Nous travaillons actuellement sur un nouveau projet. C’est un projet qui fait la Promotion des emplois ruraux sur 4 régions pilotes: Tozeur, Kébili, Mahdia et Kairouan.

Maintenant, il faut travailler en profondeur et faciliter aux entrepreneurs en herbe et potentiels l’accès aux financements

La création d’entreprises est incontestablement un de vos champs d’action prioritaires. Au terme de quelques années et de soutien à de nombreux jeunes, que leur manque-t-il pour ne pas oser l’entrepreneuriat? Est-ce leur formation, le climat général, le manque d’initiative qui fait défaut? 

Jusqu’à la révolution, il n’était pas facile de créer une entreprise. Maintenant, c’est plus tout à fait pareil. La Tunisie est dans une phase de restructuration et nous sommes tous dans un chemin d’apprentissage. Les Tunisiens ont dans leurs gènes le commerce. Dès qu’ils quittent leur pays et partent à l’étranger, ils sont entrepreneurs et je pense vraiment que l’esprit entrepreneurial en Tunisie ne manque pas.

Maintenant, il faut travailler en profondeur et faciliter aux entrepreneurs en herbe et potentiels l’accès aux financements. Ils doivent aussi avoir plus facilement accès aux structures qui existent mais qu’il faut incontestablement renforcer.

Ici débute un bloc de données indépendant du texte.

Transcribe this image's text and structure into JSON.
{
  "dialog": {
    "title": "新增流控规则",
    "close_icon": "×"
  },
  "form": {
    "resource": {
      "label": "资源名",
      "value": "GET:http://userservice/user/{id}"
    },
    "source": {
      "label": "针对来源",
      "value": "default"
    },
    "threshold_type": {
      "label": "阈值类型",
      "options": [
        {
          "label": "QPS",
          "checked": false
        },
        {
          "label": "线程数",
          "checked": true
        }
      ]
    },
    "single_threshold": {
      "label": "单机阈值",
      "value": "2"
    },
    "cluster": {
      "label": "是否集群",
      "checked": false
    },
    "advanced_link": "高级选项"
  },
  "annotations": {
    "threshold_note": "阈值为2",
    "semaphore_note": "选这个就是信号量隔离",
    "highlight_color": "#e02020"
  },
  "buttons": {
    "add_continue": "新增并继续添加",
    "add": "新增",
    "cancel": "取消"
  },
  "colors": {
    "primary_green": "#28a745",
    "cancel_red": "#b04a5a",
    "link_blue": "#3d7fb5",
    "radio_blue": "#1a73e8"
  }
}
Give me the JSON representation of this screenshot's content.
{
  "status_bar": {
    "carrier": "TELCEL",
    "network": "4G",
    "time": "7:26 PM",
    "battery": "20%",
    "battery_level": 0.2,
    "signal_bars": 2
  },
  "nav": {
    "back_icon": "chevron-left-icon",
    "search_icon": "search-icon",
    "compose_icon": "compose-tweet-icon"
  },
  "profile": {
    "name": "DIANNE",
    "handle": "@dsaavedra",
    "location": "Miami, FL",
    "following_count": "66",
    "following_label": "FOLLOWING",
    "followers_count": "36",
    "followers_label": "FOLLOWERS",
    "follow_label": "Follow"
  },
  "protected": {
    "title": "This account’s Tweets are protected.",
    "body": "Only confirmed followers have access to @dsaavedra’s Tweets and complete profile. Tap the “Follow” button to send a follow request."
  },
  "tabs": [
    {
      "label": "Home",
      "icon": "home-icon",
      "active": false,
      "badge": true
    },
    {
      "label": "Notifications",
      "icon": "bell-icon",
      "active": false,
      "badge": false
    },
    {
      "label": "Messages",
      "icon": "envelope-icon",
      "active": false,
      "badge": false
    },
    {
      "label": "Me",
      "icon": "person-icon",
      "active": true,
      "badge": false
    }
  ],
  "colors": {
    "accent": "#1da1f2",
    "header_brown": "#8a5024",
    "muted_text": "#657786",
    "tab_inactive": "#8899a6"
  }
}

Au cours des prochaines années, nous allons avoir à multiplier et renforcer le partage des bonnes pratiques entre l’Allemagne et la Tunisie. Vous savez, l’économie tunisienne repose sur les petites et moyennes entreprises et il faut continuer à les soutenir. Ceci dit, nous devons aussi et surtout trouver un moyen pour créer des grandes entreprises qui vont pouvoir recruter par centaines, voire par milliers.

Pour les années à venir, il nous faut travailler sur une nouvelle culture et faire un focus sur l’innovation. Vous savez en Europe, nous savons traduire le résultat académique en emplois. Ici, il y a un fossé entre les deux univers. Je pense vraiment que nous pourrions déclencher un immense boost pour l’économie et le développement en rapprochant les entreprises de la recherche et de l’académique.